Elle appuya si fortement sur le papier que la plume grinça et cracha.
«… C’est pourquoi vous auriez tort de vous prévaloir de mon amitié, même auprès de votre amant. Cela serait inutile et peut-être dangereux. Je suis une aventurière, ma chérie… Excellente éducation, bonne famille . Elle est jolie, ma famille! Je n’ai pas de père, et je suis fille d’une…»
Depuis un instant, la même grimace contractait sa bouche et semblait gagner le visage entier, dont l’expression devint peu à peu effrayante. La main qu’elle tenait posée à plat sur le papier se ferma tout à coup, et elle resta longtemps appuyée d’un coude sur la table, l’autre bras pendant jusqu’à terre, pétrissant rageusement la feuille entre ses doigts.

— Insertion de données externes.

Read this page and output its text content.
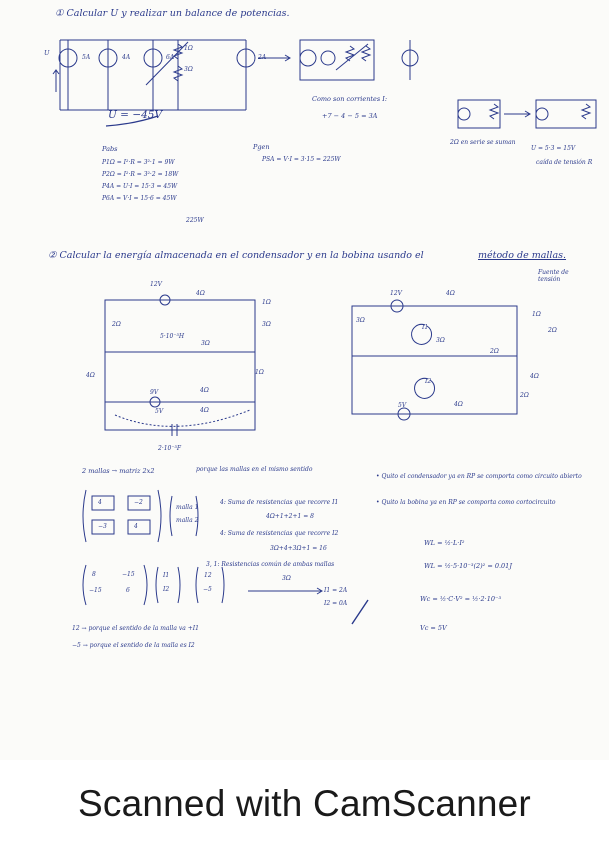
① Calcular U y realizar un balance de potencias.
U
5A	4A	6A
1Ω
3Ω
2A
Como son corrientes I:
+7 − 4 − 5 = 3A
U = −45V
2Ω en serie se suman
U = 5·3 = 15V
caída de tensión R
Pabs
P1Ω = I²·R = 3²·1 = 9W
P2Ω = I²·R = 3²·2 = 18W
P4A = U·I = 15·3 = 45W
P6A = V·I = 15·6 = 45W
225W
Pgen
PSA = V·I = 3·15 = 225W
② Calcular la energía almacenada en el condensador y en la bobina usando el	método de mallas.
Fuente de tensión
12V
4Ω
2Ω
5·10⁻³H
3Ω
1Ω
3Ω
4Ω
9V	4Ω
1Ω
5V	4Ω
2·10⁻³F
12V	4Ω
3Ω
3Ω
1Ω
2Ω
2Ω
4Ω
2Ω
5V	4Ω
I1
I2
2 mallas → matriz 2x2	porque las mallas en el mismo sentido
• Quito el condensador ya en RP se comporta como circuito abierto
• Quito la bobina ya en RP se comporta como cortocircuito
4	−2
−3	4
malla 1
malla 2
4: Suma de resistencias que recorre I1
4Ω+1+2+1 = 8
4: Suma de resistencias que recorre I2
3Ω+4+3Ω+1 = 16
3, 1: Resistencias común de ambas mallas
3Ω
8	−15
−15	6
I1
I2
12
−5	I1 = 2A
I2 = 0A
12 → porque el sentido de la malla va +I1
−5 → porque el sentido de la malla es I2
WL = ½·L·I²
WL = ½·5·10⁻³(2)² = 0.01J
Wc = ½·C·V² = ½·2·10⁻³
Vc = 5V
Scanned with CamScanner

Lorsqu’elle prit de nouveau la plume, ses traits avaient encore une sorte de frémissement imperceptible, puis ils se figèrent instantanément comme si elle venait d’entrevoir une issue, un rayon de lumière au plus profond de la fosse où elle souffrait depuis des heures, toutes les humiliations et les tortures d’un vaste orgueil à l’agonie.
Elle détacha du bloc un nouveau feuillet, commença d’une écriture plus large, plus régulière, son écriture des grands jours, des jours décisifs de sa dure vie.
«Ma chère enfant, vous recevrez sans doute la visite d’un jeune homme auquel je m’intéresse beaucoup. Je dis sans doute car nous nous sommes quittés un peu brusquement, lui et moi, avant-hier soir, après une conversation pénible. Ce garçon – c’est presque un enfant – vous parlera de moi. Vous jugerez peut-être, dans votre petite sagesse, ma confiance assez mal placée, mais j’ai passé ma vie, vous le savez, à commettre des imprudences et je les ai toujours commises gratuitement. Vous m’avez dégoûtée du mensonge, à peu près pour la même raison que les poètes médiocres nous dégoûtent de la poésie. Mais vous n’avez certainement pas assez d’importance en ce monde pour me donner le goût de la vérité. Mon protégé fera, s’il le juge convenable, ce que je ne me sens pas le courage de faire moi-même. Je me fie à lui en tout, car il ressemble étrangement à ce que j’étais à son âge. S’il n’est déjà pas facile de savoir ce qui se passe dans ces petites têtes-là, il est absolument impossible de prévoir ce qui s’y passera.»